UK variant and the young
Researchers out of University College London and other institutions have produced a report (in preprint form) on their epidemiological and phylodynamic investigation of the spread of the UK variant of the coronavirus, SARS-CoV-2 lineage B.1.1.7, which they refer to as VOC (the virus of concern). One conclusion that jumped out at me: they found a “small but statistically significant shift towards under 20s being more affected by the VOC than non-VOC variants.” They are careful to clarify that the meaning of this statistical result is not clear.
The illustration (click for a larger version) is taken from Figure 4 in their paper.

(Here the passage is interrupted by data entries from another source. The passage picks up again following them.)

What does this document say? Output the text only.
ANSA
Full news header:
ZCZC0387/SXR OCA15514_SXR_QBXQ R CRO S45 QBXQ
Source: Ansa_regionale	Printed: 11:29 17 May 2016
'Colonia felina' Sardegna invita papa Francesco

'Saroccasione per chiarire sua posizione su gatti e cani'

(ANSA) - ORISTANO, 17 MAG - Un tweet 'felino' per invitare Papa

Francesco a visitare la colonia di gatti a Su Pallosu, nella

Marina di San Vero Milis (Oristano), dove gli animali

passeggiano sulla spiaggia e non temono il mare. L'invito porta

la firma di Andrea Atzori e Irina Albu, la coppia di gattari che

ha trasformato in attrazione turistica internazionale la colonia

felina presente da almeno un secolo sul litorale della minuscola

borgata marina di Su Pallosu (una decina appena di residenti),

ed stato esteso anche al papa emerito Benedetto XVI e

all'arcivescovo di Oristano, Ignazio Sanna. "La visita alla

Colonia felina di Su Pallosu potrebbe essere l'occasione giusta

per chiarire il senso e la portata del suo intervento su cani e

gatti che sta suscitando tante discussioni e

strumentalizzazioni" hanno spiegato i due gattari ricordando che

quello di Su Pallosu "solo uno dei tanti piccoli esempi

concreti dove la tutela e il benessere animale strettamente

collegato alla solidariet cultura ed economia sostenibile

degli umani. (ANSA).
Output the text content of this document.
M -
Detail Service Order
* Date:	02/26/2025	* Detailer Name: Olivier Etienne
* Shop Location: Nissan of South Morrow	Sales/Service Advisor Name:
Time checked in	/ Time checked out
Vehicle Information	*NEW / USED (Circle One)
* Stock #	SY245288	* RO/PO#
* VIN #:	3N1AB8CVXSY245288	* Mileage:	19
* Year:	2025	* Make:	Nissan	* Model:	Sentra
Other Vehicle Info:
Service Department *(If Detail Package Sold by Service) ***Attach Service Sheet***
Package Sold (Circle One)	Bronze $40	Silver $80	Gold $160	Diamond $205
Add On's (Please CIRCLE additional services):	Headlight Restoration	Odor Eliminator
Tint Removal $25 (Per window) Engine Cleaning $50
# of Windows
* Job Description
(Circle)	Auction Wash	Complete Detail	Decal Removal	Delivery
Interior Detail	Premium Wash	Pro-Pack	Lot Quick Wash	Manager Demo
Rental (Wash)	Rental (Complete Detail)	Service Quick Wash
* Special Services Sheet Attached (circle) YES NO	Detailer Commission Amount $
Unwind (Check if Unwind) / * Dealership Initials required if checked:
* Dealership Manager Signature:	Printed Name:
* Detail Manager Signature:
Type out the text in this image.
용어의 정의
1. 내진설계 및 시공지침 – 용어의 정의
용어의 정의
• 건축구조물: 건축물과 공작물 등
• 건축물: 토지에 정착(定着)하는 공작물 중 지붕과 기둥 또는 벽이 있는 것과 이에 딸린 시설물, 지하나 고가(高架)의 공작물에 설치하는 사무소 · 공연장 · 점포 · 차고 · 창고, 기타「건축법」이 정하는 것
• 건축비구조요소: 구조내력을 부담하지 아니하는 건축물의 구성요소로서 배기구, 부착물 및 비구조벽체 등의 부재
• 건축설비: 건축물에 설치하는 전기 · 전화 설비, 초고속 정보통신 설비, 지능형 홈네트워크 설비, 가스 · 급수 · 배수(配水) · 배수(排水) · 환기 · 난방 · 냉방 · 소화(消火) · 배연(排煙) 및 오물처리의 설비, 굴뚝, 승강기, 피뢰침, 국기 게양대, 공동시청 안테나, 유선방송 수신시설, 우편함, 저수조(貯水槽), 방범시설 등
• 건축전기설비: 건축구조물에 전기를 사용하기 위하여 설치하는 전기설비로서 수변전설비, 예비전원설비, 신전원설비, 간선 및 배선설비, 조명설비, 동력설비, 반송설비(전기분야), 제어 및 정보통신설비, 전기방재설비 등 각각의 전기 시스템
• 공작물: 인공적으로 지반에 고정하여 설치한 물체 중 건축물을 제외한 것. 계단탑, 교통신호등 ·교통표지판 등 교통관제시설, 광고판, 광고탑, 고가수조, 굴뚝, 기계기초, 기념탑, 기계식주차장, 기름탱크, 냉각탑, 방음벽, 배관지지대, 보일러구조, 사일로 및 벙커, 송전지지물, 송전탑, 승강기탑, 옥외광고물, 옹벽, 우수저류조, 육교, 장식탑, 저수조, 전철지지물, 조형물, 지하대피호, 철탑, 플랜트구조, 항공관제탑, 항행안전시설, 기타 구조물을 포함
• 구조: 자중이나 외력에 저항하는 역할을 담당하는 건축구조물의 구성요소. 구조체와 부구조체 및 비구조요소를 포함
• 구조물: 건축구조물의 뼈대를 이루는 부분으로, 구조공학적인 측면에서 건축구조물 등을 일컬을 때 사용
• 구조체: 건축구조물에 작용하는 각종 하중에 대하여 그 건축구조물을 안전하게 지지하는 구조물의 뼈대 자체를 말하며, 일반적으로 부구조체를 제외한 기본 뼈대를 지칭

It indicates that in age groups 0-9 and 10-19, more new cases involve the VOC variant than the older variants. (There is a slight bump too in the 40-49 age group that may not be statistically significant.)
Two fripperies today. First up, a year on a northern Minnesota beaver dam.
Second, a contender for the most amazing juggling you have ever seen.
Hi, Keith. I’ve really enjoyed your blog. You distill complex information down to help those of us whose eyes would blur over at the detail in some of this research. Thanks so much for your efforts.
Thanks, Karen! I’m glad you are finding value in the blog.